Researchers Find 40,000+ Exposed OpenClaw Instances

2026/02/09 InfoSecurity — 人気の AI アシスタント OpenClaw における広範なミスコンフィグにより、多数のインスタンスがパブリック・インターネット上に露出していると、SecurityScorecard が警告を発している。同社によると、旧称 Clawdbot/Moltbot として知られるツールの、露出しているインスタンス数は 40,214 件に達しており、現在も増加しているという。これらは 28,663 のユニークな IP アドレスに関連付けられている。

一連の露出している AI エージェントは、OpenClaw インスタンスが連携可能な、潜在的に機微なシステムへの完全なアクセスを、脅威アクターに許す可能性がある。

すでに SecurityScorecard は、そのような活動が発生していることを確認している。同社は、549 件の露出インスタンスが過去の侵害活動と関連しており、1,493 件が既知の脆弱性と関連していることを突き止めている。

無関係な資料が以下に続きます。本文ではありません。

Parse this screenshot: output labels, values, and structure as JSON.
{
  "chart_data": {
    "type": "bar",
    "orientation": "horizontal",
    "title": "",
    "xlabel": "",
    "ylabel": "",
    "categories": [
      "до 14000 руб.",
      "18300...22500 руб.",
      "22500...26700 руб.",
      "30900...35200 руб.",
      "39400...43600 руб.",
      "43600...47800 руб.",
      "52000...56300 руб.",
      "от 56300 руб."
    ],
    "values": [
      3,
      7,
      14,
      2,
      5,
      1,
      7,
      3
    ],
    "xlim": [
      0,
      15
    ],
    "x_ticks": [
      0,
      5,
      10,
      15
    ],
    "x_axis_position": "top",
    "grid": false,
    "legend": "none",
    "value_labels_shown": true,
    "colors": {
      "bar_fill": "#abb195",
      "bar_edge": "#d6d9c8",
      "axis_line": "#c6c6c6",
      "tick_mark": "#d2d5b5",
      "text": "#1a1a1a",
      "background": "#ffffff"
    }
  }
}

観測されたデプロイメント全体の 63% が脆弱であり、そのうち 12,812 件の露出インスタンスは、リモート コード実行 (RCE) 攻撃による悪用が可能である。これにより、脅威アクターはホスト・マシンを完全に掌握する可能性を得る。

SecurityScorecard は、「アクセスが中央に集約されるほど、単一の侵害による被害は拡大する。一見すると便利に見えるものに、実際のリスクが集中する。このパターンは、クラウド・ツール/サードパーティ・ソフトウェア・シャドー IT の世界で、セキュリティ・チームが長年見てきたものと同じである」と、警告している。

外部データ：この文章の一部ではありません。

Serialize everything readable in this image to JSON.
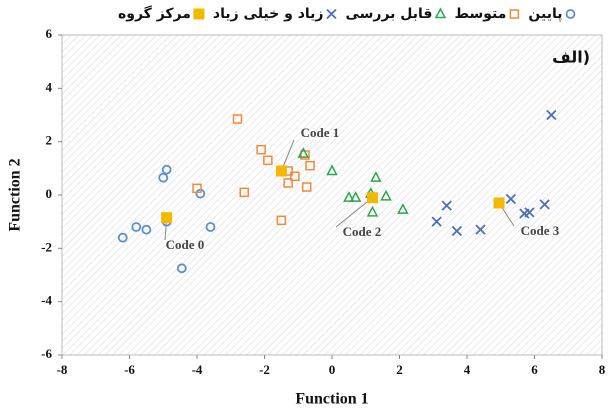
{
  "chart_data": {
    "type": "scatter",
    "panel_label": "الف)",
    "xlabel": "Function 1",
    "ylabel": "Function 2",
    "xlim": [
      -8,
      8
    ],
    "xticks": [
      -8,
      -6,
      -4,
      -2,
      0,
      2,
      4,
      6,
      8
    ],
    "ylim": [
      -6,
      6
    ],
    "yticks": [
      -6,
      -4,
      -2,
      0,
      2,
      4,
      6
    ],
    "series": [
      {
        "name": "پایین",
        "color": "#5b8fd0",
        "marker": "circle",
        "x": [
          -6.2,
          -5.8,
          -5.5,
          -5.0,
          -4.9,
          -4.9,
          -4.45,
          -3.9,
          -3.6
        ],
        "values": [
          -1.6,
          -1.2,
          -1.3,
          0.65,
          0.95,
          -1.0,
          -2.75,
          0.05,
          -1.2
        ]
      },
      {
        "name": "متوسط",
        "color": "#f08a3c",
        "marker": "square",
        "x": [
          -4.0,
          -2.8,
          -2.6,
          -2.1,
          -1.9,
          -1.5,
          -1.3,
          -1.3,
          -1.1,
          -0.8,
          -0.75,
          -0.65
        ],
        "values": [
          0.25,
          2.85,
          0.1,
          1.7,
          1.3,
          -0.95,
          0.9,
          0.45,
          0.7,
          1.5,
          0.3,
          1.1
        ]
      },
      {
        "name": "قابل بررسی",
        "color": "#2aa84a",
        "marker": "triangle",
        "x": [
          -0.85,
          0.0,
          0.5,
          0.7,
          1.15,
          1.3,
          1.6,
          1.2,
          2.1
        ],
        "values": [
          1.55,
          0.9,
          -0.1,
          -0.1,
          0.05,
          0.65,
          -0.05,
          -0.65,
          -0.55
        ]
      },
      {
        "name": "زیاد و خیلی زیاد",
        "color": "#4a6fc0",
        "marker": "x",
        "x": [
          3.1,
          3.4,
          3.7,
          4.4,
          5.3,
          5.7,
          5.85,
          6.3,
          6.5
        ],
        "values": [
          -1.0,
          -0.4,
          -1.35,
          -1.3,
          -0.15,
          -0.7,
          -0.65,
          -0.35,
          3.0
        ]
      },
      {
        "name": "مرکز گروه",
        "color": "#f5b800",
        "marker": "filled-square",
        "x": [
          -4.9,
          -1.5,
          1.2,
          4.95
        ],
        "values": [
          -0.85,
          0.9,
          -0.1,
          -0.3
        ]
      }
    ],
    "annotations": [
      "Code 0",
      "Code 1",
      "Code 2",
      "Code 3"
    ]
  }
}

その一方で、脆弱性の悪用も現実的なものである。すでに SecurityScorecard は、OpenClaw において 3 件の高深刻度 CVE を発見しており、いずれについても公開 PoC エクスプロイト・コードが存在するとしている。

脆弱性の露出の大半は中国に集中しており、それに続くのが米国とシンガポールである。最も影響を受けている業種は情報サービスであり、その後に、テクノロジー/製造/通信が続く。

RCE の脆弱性に加え、OpenClaw インスタンスは、間接的プロンプト・インジェクションのリスクにもさらされている。この攻撃手法は、悪意の指示を含むメッセージの送信や、Web サイトへの隠しテキストの配置などによるものだ。それらの悪意のメッセージをエージェントが読み取ると、文脈に従って忠実に指示が実行されるが、所有者は気付かない。

また、一部の OpenClaw ユーザーは、サードパーティ・サービスに関連付けられた API キーを、コントロール・パネル経由で漏洩させており、インターネット露出による影響をさらに拡大させている。

OpenClaw AI デプロイメントのセキュリティ確保の方法

SecurityScorecard が OpenClaw ユーザーに対して促すのは、エージェント型 AI 全般に適用可能な、以下の対策を講じることだ。

  • 必要最小限のみを付与し、見直しを頻繁に行い、長期間にわたり有効な権限の付与を避けることで、アクセスを徹底的に制限する。
  • 決して信頼せずに常に検証するという原則に基づいたゼロ トラストの考え方を、すべてのエージェント/ツール/インテグレーションに適用する。
  • エージェントが依存する、ロジック/指示/コンポーネントに注意を払う。
  • プロンプト・インジェクションや操作リスクを認識する。エージェントは文脈が許すことを、そのまま実行する。したがって、誤用されると被害を与え得る、特権的なアイデンティティとして扱う必要がある。

SecurityScorecard の VP of Threat Intelligence and Research である Jeremy Turner は、「こうしたツールを盲目的にダウンロードし、個人生活のすべてにアクセスできるシステム上で使い始めてはならない。十分に信頼する前に、分離を設け、自ら検証実験を行うべきである」と述べている。